The court-appointed bankruptcy administrator of Terraform Labs has filed a lawsuit against market maker Jane Street for allegedly using non-public information to profit from the 2022 collapse of the Terra ecosystem.
The suit was filed Monday and accuses Jane Street insiders, including its co-founder Robert Granieri, and employees Bryce Pratt and Michael Huang of “misappropriation of confidential information and manipulation of market prices.”
According to the heavily redacted complaint, Jane Street Front directed Terraform’s cash movements around the Curve 3pool takedown and used the information acquired to unwind hundreds of millions of dollars of U.S. exposure “that accelerated Terraform’s collapse.”
The suit claims that Jane Street and Terraform first connected for OTC trading in 2018, but that trading “did not take off until February 2022” when Jane Street deployed Bryce Pratt, a former Terraform intern, to establish lines of communication with his former Terraform colleagues.
Pratt allegedly helped create these channels due to his history as a former Terraform intern, which allowed him to “seamlessly pass information from Terraform to Jane Street.”
“Given Jane Street’s interest in cryptocurrency, Pratt leveraged relationships he had developed at Terraform to provide material nonpublic information to Jane Street’s cryptocurrency office,” the complaint states.
“Jane Street abused market relations to rig the market in its favor during one of the most significant events in crypto history,” Terraform court-appointed administrator Todd Snyder said in a statement to the Wall Street Journal.
The lawsuit seeks damages and an order requiring Jane Street to disgorge profits it allegedly made from insider trading and market manipulation, along with interest, and calls for a jury trial.
Jane Street says claims are baseless
In response, a spokesperson for Jane Street denied all allegations and told the WSJ that the lawsuit was a “desperate” attempt to “extract money” and that the company would defend itself against these “opportunistic and baseless claims.”

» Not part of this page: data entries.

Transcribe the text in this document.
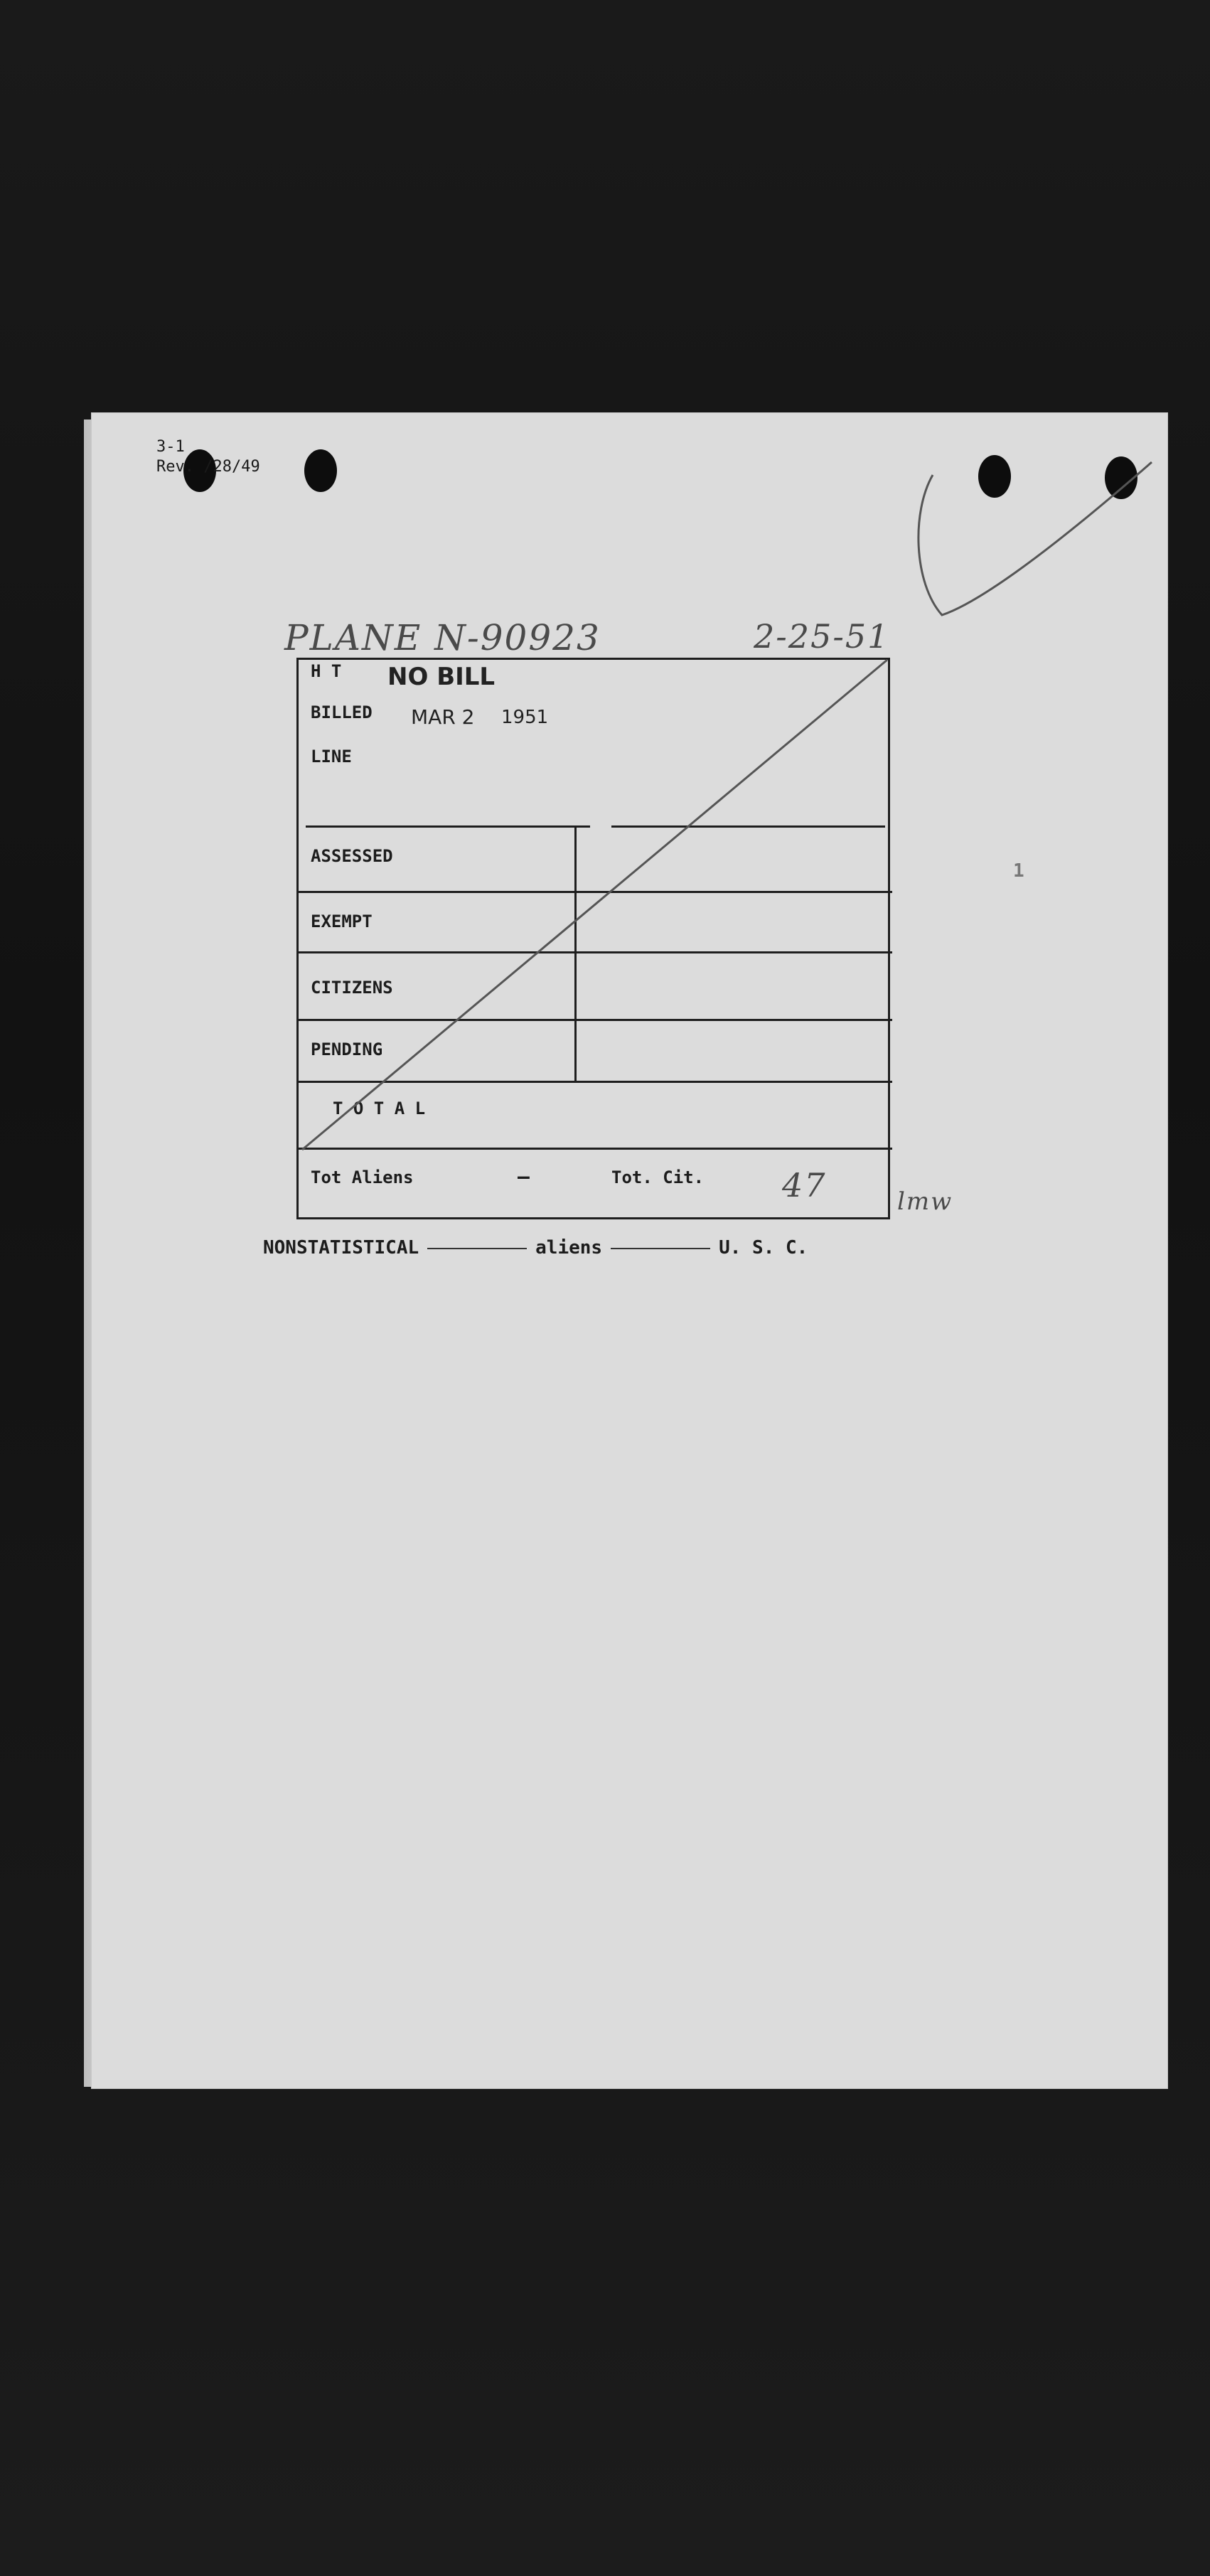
3-1
Rev. /28/49
PLANE N-90923	2-25-51
H T NO BILL
BILLED MAR 2 1951
LINE
ASSESSED
EXEMPT
CITIZENS
PENDING
T O T A L
Tot Aliens	—	Tot. Cit. 47	lmw
1
NONSTATISTICAL	aliens	U. S. C.
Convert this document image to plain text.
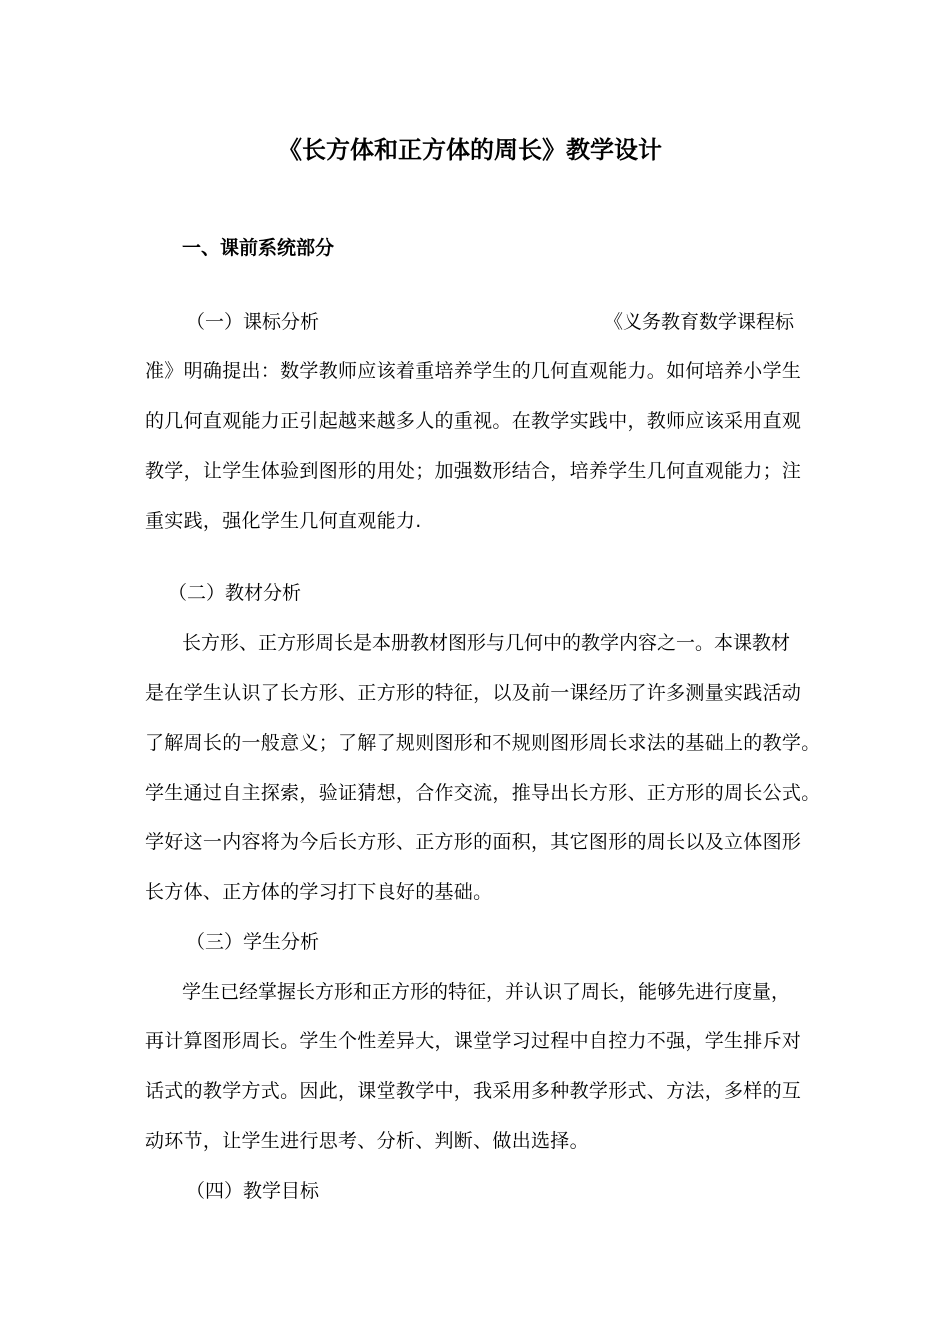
《长方体和正方体的周长》教学设计
一、课前系统部分
（一）课标分析	《义务教育数学课程标
准》明确提出：数学教师应该着重培养学生的几何直观能力。如何培养小学生
的几何直观能力正引起越来越多人的重视。在教学实践中，教师应该采用直观
教学，让学生体验到图形的用处；加强数形结合，培养学生几何直观能力；注
重实践，强化学生几何直观能力.
（二）教材分析
长方形、正方形周长是本册教材图形与几何中的教学内容之一。本课教材
是在学生认识了长方形、正方形的特征，以及前一课经历了许多测量实践活动
了解周长的一般意义；了解了规则图形和不规则图形周长求法的基础上的教学。
学生通过自主探索，验证猜想，合作交流，推导出长方形、正方形的周长公式。
学好这一内容将为今后长方形、正方形的面积，其它图形的周长以及立体图形
长方体、正方体的学习打下良好的基础。
（三）学生分析
学生已经掌握长方形和正方形的特征，并认识了周长，能够先进行度量，
再计算图形周长。学生个性差异大，课堂学习过程中自控力不强，学生排斥对
话式的教学方式。因此，课堂教学中，我采用多种教学形式、方法，多样的互
动环节，让学生进行思考、分析、判断、做出选择。
（四）教学目标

“[..] It is well established that the losses suffered by the holders of Terra and Luna were the result of a multi-billion dollar fraud perpetrated by the management of Terraform Labs,” the spokesperson said.
Terraform collapsed in May 2022 after its algorithmic stablecoin TerraUSD lost its dollar peg, leading to one of the biggest collapses in the crypto industry, with around $40 billion disappearing from the market. Subsequently, Terraform filed for bankruptcy in 2024, while co-founder Do Kwon pleaded guilty to fraud and was sentenced to 15 years in prison.
The bankruptcy administrator also launched a lawsuit against Jump Trading in December and claims the company made secret deals with Kwon.